Again, FontCreator does NOT utilize the same kind of bezier curves that Photoshop does. Handles will most likely be converted to their own points, because FontCreator has no handles, but the shape will largely be the same.

If you are not comfortable with these kinds of quadratic curves then make sure to finalize the glyph as much as possible will still within Photoshop.

Alternate methods should the above fail...

Note: It should be possible to simply select a rasterized version of your font design in Adobe Photoshop and use the "Copy" command before going to FontCreator and using the Paste command to move your fonts into FontCreator. The problem with this tehnique is that, while it is simple, it relies on FontCreator to create new shape points and curves as it interprets the rasterized image you are giving it. If you want to retain your own points / curves then there will be a little more work involved.

This process presumes that you have Adobe Illustrator as well. Open all three programs to start with and have a blank canvas ready in Illustrator. Start with the raw glyph open in Photoshop...

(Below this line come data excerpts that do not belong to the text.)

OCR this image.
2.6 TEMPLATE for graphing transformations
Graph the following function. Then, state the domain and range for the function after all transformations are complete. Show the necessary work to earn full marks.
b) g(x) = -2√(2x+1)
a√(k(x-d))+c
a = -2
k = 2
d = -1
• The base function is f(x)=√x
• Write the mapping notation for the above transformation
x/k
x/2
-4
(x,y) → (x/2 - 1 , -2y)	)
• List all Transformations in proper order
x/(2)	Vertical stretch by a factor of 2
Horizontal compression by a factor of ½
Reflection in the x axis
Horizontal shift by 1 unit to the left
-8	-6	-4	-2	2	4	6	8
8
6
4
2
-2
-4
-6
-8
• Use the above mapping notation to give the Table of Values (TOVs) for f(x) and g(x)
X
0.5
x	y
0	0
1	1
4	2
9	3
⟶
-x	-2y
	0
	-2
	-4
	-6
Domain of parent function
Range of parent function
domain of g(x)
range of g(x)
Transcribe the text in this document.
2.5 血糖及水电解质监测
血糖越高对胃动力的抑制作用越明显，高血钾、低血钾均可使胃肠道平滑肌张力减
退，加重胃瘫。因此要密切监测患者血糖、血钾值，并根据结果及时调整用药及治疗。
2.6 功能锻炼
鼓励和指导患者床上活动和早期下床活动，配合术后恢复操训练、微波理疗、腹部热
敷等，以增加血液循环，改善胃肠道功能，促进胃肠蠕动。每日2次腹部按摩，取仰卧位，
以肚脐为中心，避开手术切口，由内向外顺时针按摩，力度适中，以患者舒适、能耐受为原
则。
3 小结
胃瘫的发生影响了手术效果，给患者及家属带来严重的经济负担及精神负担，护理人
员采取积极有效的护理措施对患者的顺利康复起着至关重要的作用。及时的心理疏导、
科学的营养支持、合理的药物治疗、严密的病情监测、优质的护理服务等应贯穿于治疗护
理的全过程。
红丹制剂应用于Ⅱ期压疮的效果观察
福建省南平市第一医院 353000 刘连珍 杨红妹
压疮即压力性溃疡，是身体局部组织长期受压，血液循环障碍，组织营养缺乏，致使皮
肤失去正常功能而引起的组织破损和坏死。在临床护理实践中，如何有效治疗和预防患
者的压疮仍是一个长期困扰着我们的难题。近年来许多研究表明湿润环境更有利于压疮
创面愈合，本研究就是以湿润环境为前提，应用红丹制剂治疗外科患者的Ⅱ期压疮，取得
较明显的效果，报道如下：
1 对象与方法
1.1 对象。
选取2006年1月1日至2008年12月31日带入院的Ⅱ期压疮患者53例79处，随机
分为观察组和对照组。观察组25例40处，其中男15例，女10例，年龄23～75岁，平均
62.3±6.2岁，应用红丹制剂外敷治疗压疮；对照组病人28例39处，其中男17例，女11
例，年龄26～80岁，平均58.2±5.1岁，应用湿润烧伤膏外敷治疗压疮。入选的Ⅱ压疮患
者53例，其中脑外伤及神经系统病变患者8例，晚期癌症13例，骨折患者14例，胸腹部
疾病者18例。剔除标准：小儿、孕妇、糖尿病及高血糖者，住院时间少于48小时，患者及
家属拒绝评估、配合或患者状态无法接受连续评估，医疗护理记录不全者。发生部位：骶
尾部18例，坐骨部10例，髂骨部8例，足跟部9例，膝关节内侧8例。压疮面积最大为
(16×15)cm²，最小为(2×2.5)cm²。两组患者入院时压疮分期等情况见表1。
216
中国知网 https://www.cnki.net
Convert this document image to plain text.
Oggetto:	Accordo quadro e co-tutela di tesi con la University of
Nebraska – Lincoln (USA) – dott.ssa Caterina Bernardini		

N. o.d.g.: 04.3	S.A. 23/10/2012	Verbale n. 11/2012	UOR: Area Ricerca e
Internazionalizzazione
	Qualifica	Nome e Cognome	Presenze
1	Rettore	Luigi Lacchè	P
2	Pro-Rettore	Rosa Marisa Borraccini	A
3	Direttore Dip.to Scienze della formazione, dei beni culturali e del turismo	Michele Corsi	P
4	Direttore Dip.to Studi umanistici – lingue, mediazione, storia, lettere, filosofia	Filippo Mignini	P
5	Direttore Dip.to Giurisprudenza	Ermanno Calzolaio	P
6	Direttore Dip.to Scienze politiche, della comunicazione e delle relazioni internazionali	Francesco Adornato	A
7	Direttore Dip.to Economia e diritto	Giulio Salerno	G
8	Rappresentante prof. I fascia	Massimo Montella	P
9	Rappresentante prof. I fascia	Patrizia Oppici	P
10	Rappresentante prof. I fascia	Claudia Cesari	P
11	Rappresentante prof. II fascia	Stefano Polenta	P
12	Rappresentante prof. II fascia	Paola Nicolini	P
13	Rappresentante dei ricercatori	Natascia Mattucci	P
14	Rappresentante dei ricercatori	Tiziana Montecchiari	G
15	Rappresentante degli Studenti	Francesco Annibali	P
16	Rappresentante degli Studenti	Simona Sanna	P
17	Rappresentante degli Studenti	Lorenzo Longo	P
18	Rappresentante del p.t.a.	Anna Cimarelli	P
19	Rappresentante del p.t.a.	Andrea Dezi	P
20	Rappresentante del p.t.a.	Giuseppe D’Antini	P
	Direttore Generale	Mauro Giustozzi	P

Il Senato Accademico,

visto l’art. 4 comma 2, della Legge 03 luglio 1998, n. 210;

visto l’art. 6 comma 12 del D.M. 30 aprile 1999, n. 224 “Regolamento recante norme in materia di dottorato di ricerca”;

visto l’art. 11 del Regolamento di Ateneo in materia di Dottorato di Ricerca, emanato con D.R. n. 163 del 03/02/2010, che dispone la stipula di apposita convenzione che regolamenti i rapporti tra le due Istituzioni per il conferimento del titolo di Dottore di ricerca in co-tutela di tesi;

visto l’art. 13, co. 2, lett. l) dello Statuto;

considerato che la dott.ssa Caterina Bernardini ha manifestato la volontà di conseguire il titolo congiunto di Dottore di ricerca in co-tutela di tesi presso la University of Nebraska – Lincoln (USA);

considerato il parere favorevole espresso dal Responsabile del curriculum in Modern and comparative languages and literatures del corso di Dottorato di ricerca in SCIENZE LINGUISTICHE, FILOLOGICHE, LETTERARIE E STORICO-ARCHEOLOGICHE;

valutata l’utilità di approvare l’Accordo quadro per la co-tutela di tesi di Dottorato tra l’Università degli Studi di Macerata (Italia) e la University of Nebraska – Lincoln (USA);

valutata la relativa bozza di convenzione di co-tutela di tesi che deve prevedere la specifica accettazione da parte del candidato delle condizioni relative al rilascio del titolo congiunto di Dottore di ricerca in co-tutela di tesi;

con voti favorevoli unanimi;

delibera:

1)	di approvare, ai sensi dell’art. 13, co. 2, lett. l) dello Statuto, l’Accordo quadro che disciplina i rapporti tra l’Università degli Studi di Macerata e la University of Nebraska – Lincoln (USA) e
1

  1. With the Direct Selection tool selected select the entire glyph.
  2. Either press Ctrl-C or select Edit > Copy to copy the paths.
  3. Switch to Adobe illustrator.
  4. Either press Ctrl-V or select Edit > Paste to paste the paths. A new window will appear.
  5. Select "Compound Path (Faster)" and press "Ok".
  6. The paths will probably import only as the paths and not be filled in by default. Enable a simple fill by either clicking the colored square near the word "Fill" at the top of the screen (while the direct Selection tool is selected) or the colored box in the main toolbar to the lower left.

    It is normal for previously "empty" areas to be filled in.
  7. Either press Ctrl-C or select Edit > Copy to copy the paths.
  8. Switch to FontCreator.
  9. Either press Ctrl-V or select Edit > Paste to paste the paths. They should be automatically filled.